Juguetes irrompibles

Cuando Orson Welles definió el cine como "el tren eléctrico más caro del mundo", no podía intuir que una de las funciones futuras del blockbuster consistiría en articular aparatosas mitologías al servicio de la industria del juguete. En G. I. Joe, Stephen Sommers -todo un experto en mutar el espíritu de la serie B (y Z) en hipérbole de multisalas- propone un desvergonzado -y, probablemente, inconsciente- cruce de Cartas boca arriba (1966) -donde Jesús Franco y Jean-Claude Carrière convirtieron a Eddie Constantine en una declinación de Anacleto, el personaje de Vázquez-, Donde el mundo acaba (1969) de Inoshiro Honda -un triunfo del high camp con César Romero como creador de monstruos imposibles- y las inefables películas italianas de los Tres Supermen.
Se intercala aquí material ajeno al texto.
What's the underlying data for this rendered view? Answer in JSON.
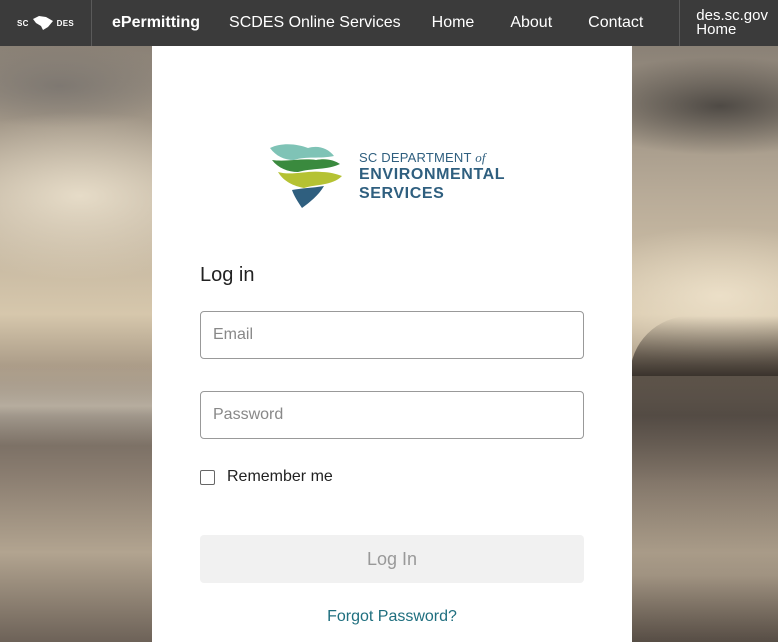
{
  "topbar": {
    "logo_left": "SC",
    "logo_right": "DES",
    "app_name": "ePermitting",
    "app_subtitle": "SCDES Online Services",
    "nav": [
      {
        "label": "Home"
      },
      {
        "label": "About"
      },
      {
        "label": "Contact"
      }
    ],
    "external_home_line1": "des.sc.gov",
    "external_home_line2": "Home",
    "background_color": "#3b3b3b"
  },
  "logo": {
    "line1": "SC DEPARTMENT",
    "line1_of": "of",
    "line2": "ENVIRONMENTAL",
    "line3": "SERVICES",
    "colors": {
      "teal": "#7fc3b6",
      "green": "#3a8a3e",
      "lime": "#b5c233",
      "blue": "#2f5f7f"
    }
  },
  "login": {
    "heading": "Log in",
    "email_placeholder": "Email",
    "password_placeholder": "Password",
    "remember_label": "Remember me",
    "remember_checked": false,
    "submit_label": "Log In",
    "forgot_label": "Forgot Password?",
    "link_color": "#1f6f7f"
  }
}
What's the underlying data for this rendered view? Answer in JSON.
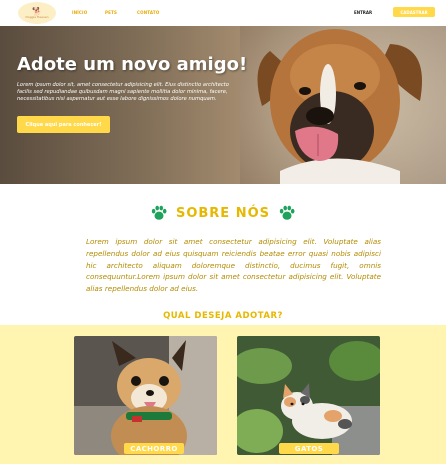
{
  "nav": {
    "logo_text": "Doggie Heaven",
    "links": [
      "INÍCIO",
      "PETS",
      "CONTATO"
    ],
    "entrar": "ENTRAR",
    "cadastrar": "CADASTRAR"
  },
  "hero": {
    "title": "Adote um novo amigo!",
    "text": "Lorem ipsum dolor sit, amet consectetur adipisicing elit. Eius distinctio architecto facilis sed repudiandae quibusdam magni sapiente mollitia dolor minima, facere, necessitatibus nisi aspernatur aut esse labore dignissimos dolore numquam.",
    "button": "Clique aqui para conhecer!"
  },
  "about": {
    "title": "SOBRE NÓS",
    "text": "Lorem ipsum dolor sit amet consectetur adipisicing elit. Voluptate alias repellendus dolor ad eius quisquam reiciendis beatae error quasi nobis adipisci hic architecto aliquam doloremque distinctio, ducimus fugit, omnis consequuntur.Lorem ipsum dolor sit amet consectetur adipisicing elit. Voluptate alias repellendus dolor ad eius.",
    "question": "QUAL DESEJA ADOTAR?"
  },
  "cards": [
    {
      "label": "CACHORRO"
    },
    {
      "label": "GATOS"
    }
  ],
  "colors": {
    "accent": "#ffd94a",
    "title": "#e6b800",
    "text": "#b38a00",
    "background_light": "#fff5b0"
  }
}
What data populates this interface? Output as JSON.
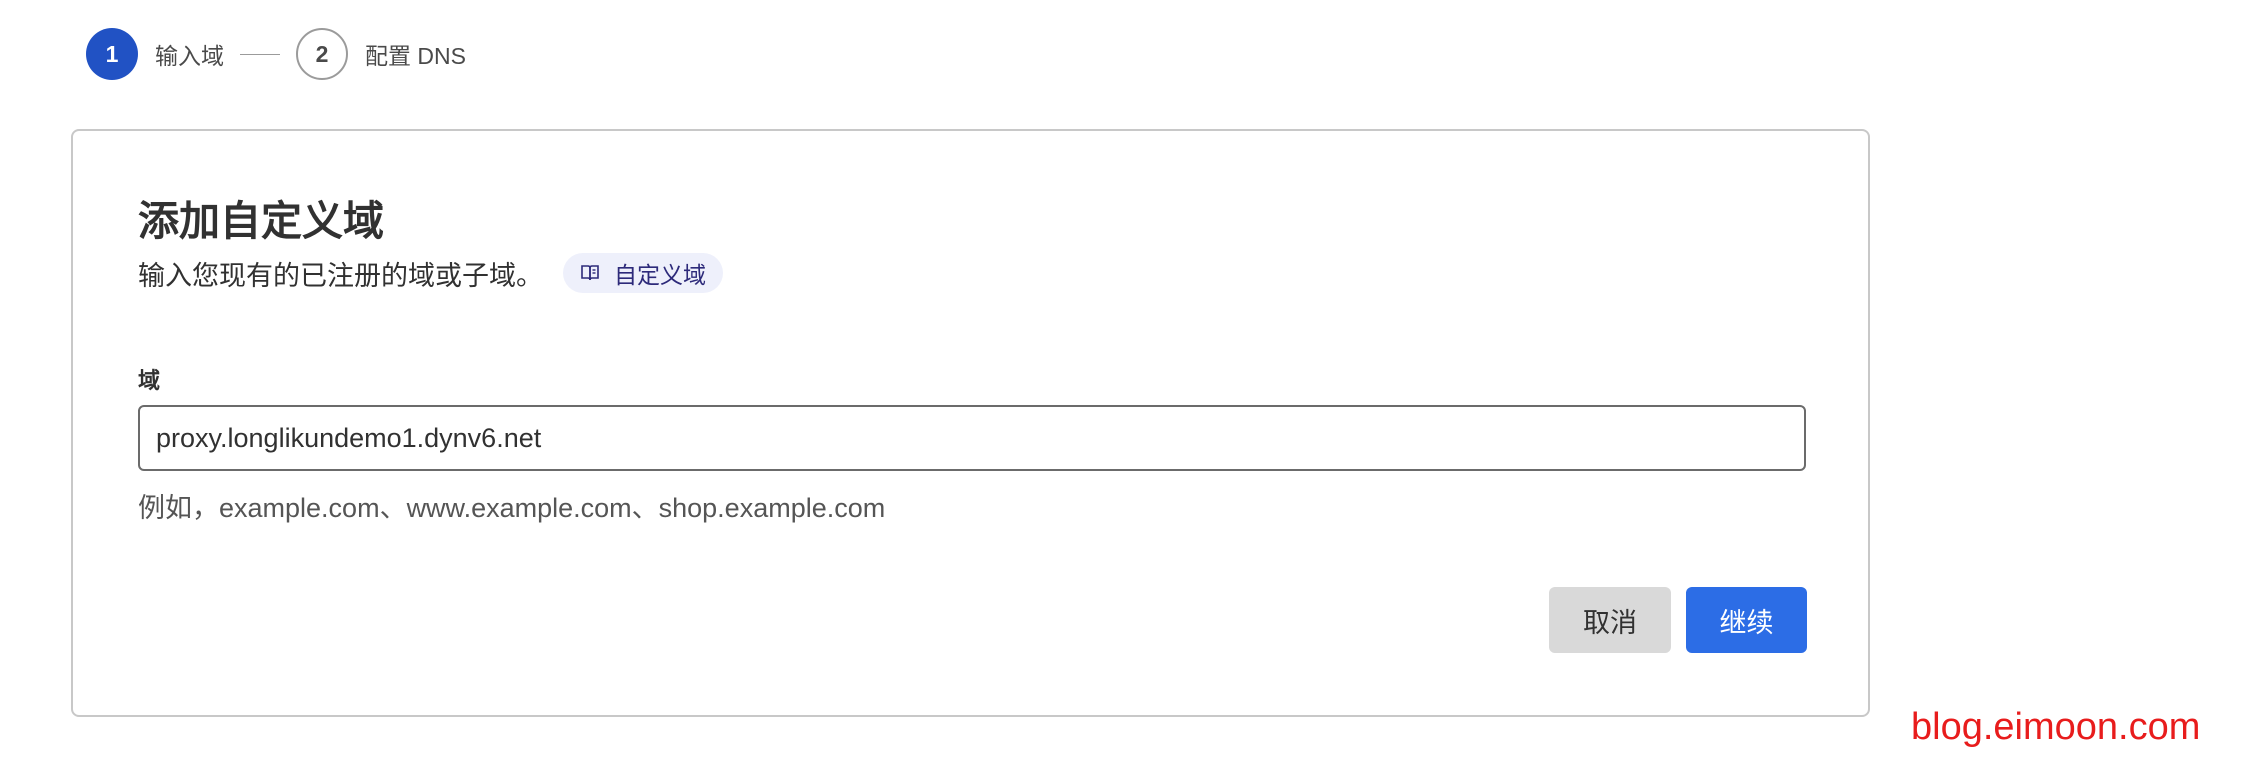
{
  "stepper": {
    "steps": [
      {
        "number": "1",
        "label": "输入域",
        "state": "active"
      },
      {
        "number": "2",
        "label": "配置 DNS",
        "state": "inactive"
      }
    ]
  },
  "card": {
    "title": "添加自定义域",
    "subtitle": "输入您现有的已注册的域或子域。",
    "doc_link": {
      "label": "自定义域",
      "icon": "book-icon"
    },
    "field": {
      "label": "域",
      "value": "proxy.longlikundemo1.dynv6.net",
      "hint": "例如，example.com、www.example.com、shop.example.com"
    },
    "buttons": {
      "cancel": "取消",
      "continue": "继续"
    }
  },
  "watermark": "blog.eimoon.com",
  "colors": {
    "accent": "#2152c4",
    "primary_button": "#2c6de6",
    "chip_bg": "#eef0fb",
    "watermark": "#e81c1c"
  }
}
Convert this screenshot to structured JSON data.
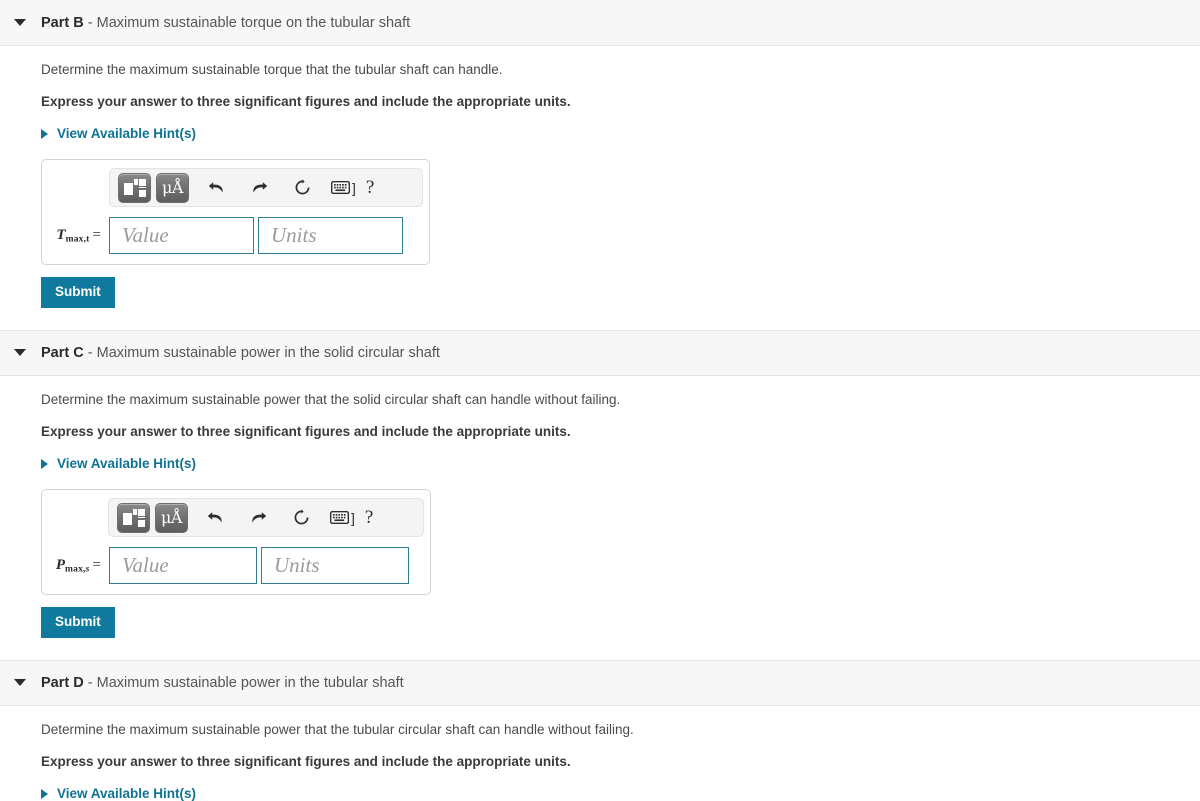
{
  "parts": [
    {
      "id": "part-b",
      "label": "Part B",
      "separator": " - ",
      "title": "Maximum sustainable torque on the tubular shaft",
      "caret_icon": "caret-down-icon",
      "prompt": "Determine the maximum sustainable torque that the tubular shaft can handle.",
      "instruction": "Express your answer to three significant figures and include the appropriate units.",
      "hint_link": "View Available Hint(s)",
      "variable": {
        "symbol": "T",
        "subscript": "max,t",
        "subscript_italic": "",
        "equals": "="
      },
      "value_placeholder": "Value",
      "units_placeholder": "Units",
      "value": "",
      "units": "",
      "submit_label": "Submit"
    },
    {
      "id": "part-c",
      "label": "Part C",
      "separator": " - ",
      "title": "Maximum sustainable power in the solid circular shaft",
      "caret_icon": "caret-down-icon",
      "prompt": "Determine the maximum sustainable power that the solid circular shaft can handle without failing.",
      "instruction": "Express your answer to three significant figures and include the appropriate units.",
      "hint_link": "View Available Hint(s)",
      "variable": {
        "symbol": "P",
        "subscript": "max,",
        "subscript_italic": "s",
        "equals": "="
      },
      "value_placeholder": "Value",
      "units_placeholder": "Units",
      "value": "",
      "units": "",
      "submit_label": "Submit"
    },
    {
      "id": "part-d",
      "label": "Part D",
      "separator": " - ",
      "title": "Maximum sustainable power in the tubular shaft",
      "caret_icon": "caret-down-icon",
      "prompt": "Determine the maximum sustainable power that the tubular circular shaft can handle without failing.",
      "instruction": "Express your answer to three significant figures and include the appropriate units.",
      "hint_link": "View Available Hint(s)"
    }
  ],
  "toolbar": {
    "template_button": "template-icon",
    "units_button": "μÅ",
    "undo": "undo-icon",
    "redo": "redo-icon",
    "reset": "reset-icon",
    "keyboard": "keyboard-icon",
    "keyboard_bracket": "]",
    "help": "?"
  },
  "colors": {
    "accent": "#0f7391",
    "submit": "#0f7a9d",
    "field_border": "#2e7f94",
    "header_bg": "#f7f7f7"
  }
}
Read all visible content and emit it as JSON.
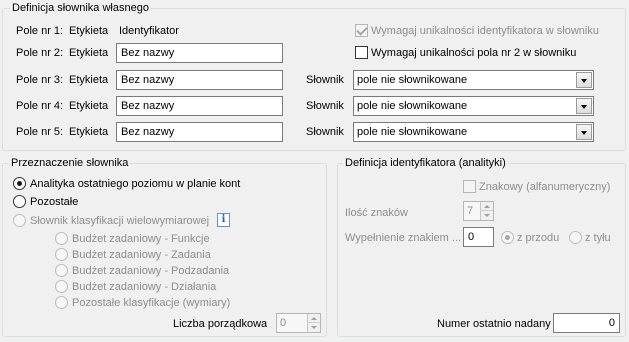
{
  "definicja_slownika": {
    "title": "Definicja słownika własnego",
    "field_label": "Etykieta",
    "rows": [
      {
        "pole": "Pole nr 1:",
        "etykieta": "Etykieta",
        "value": "Identyfikator"
      },
      {
        "pole": "Pole nr 2:",
        "etykieta": "Etykieta",
        "value": "Bez nazwy"
      },
      {
        "pole": "Pole nr 3:",
        "etykieta": "Etykieta",
        "value": "Bez nazwy",
        "slownik_label": "Słownik",
        "slownik_value": "pole nie słownikowane"
      },
      {
        "pole": "Pole nr 4:",
        "etykieta": "Etykieta",
        "value": "Bez nazwy",
        "slownik_label": "Słownik",
        "slownik_value": "pole nie słownikowane"
      },
      {
        "pole": "Pole nr 5:",
        "etykieta": "Etykieta",
        "value": "Bez nazwy",
        "slownik_label": "Słownik",
        "slownik_value": "pole nie słownikowane"
      }
    ],
    "wymagaj_unikalnosci_id": {
      "label": "Wymagaj unikalności identyfikatora w słowniku",
      "checked": true,
      "enabled": false
    },
    "wymagaj_unikalnosci_pole2": {
      "label": "Wymagaj unikalności pola nr 2 w słowniku",
      "checked": false,
      "enabled": true
    }
  },
  "przeznaczenie": {
    "title": "Przeznaczenie słownika",
    "options": [
      {
        "label": "Analityka ostatniego poziomu w planie kont",
        "selected": true,
        "enabled": true
      },
      {
        "label": "Pozostałe",
        "selected": false,
        "enabled": true
      },
      {
        "label": "Słownik klasyfikacji wielowymiarowej",
        "selected": false,
        "enabled": false
      }
    ],
    "info_icon": "info-icon",
    "info_glyph": "i",
    "sub_options": [
      "Budżet zadaniowy - Funkcje",
      "Budżet zadaniowy - Zadania",
      "Budżet zadaniowy - Podzadania",
      "Budżet zadaniowy - Działania",
      "Pozostałe klasyfikacje (wymiary)"
    ],
    "liczba_porzadkowa_label": "Liczba porządkowa",
    "liczba_porzadkowa_value": "0"
  },
  "definicja_identyfikatora": {
    "title": "Definicja identyfikatora (analityki)",
    "znakowy_label": "Znakowy (alfanumeryczny)",
    "znakowy_checked": false,
    "ilosc_znakow_label": "Ilość znaków",
    "ilosc_znakow_value": "7",
    "wypelnienie_label": "Wypełnienie znakiem ...",
    "wypelnienie_value": "0",
    "z_przodu_label": "z przodu",
    "z_przodu_selected": true,
    "z_tylu_label": "z tyłu",
    "z_tylu_selected": false,
    "numer_label": "Numer ostatnio nadany",
    "numer_value": "0"
  }
}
Planteada como mito fundacional a la medida del pionero muñeco articulado creado por la compañía Hasbro en 1964, la película parte, en sus claves argumentales y estéticas, de la remodelación que experimentó la franquicia del juguete en 1982, bajo la influencia de la mercadotecnia galáctico de George Lucas, con la aplicación de los barnices de la ciencia-ficción y la sensibilidad pulp sobre su primigenia estética militar.

G. I. JOE

Dirección: Stephen Sommers.

Intérpretes: Christopher Eccleston, Sienna Miller, Jonathan Pryce, Dennis Quaid, Rachel Nichols. Género: ciencia-ficción. EE UU, 2009.

Duración: 118 minutos.

Con sus flash backs intempestivos para explicar los quebrantos emocionales de sus personajes y su acumulación de clichés casi folletinescos, G. I. Joe no es una película que se tome excesivamente en serio a sí misma: un perfecto antídoto dionisiaco contra tanta superproducción de género infectada de trascendencia.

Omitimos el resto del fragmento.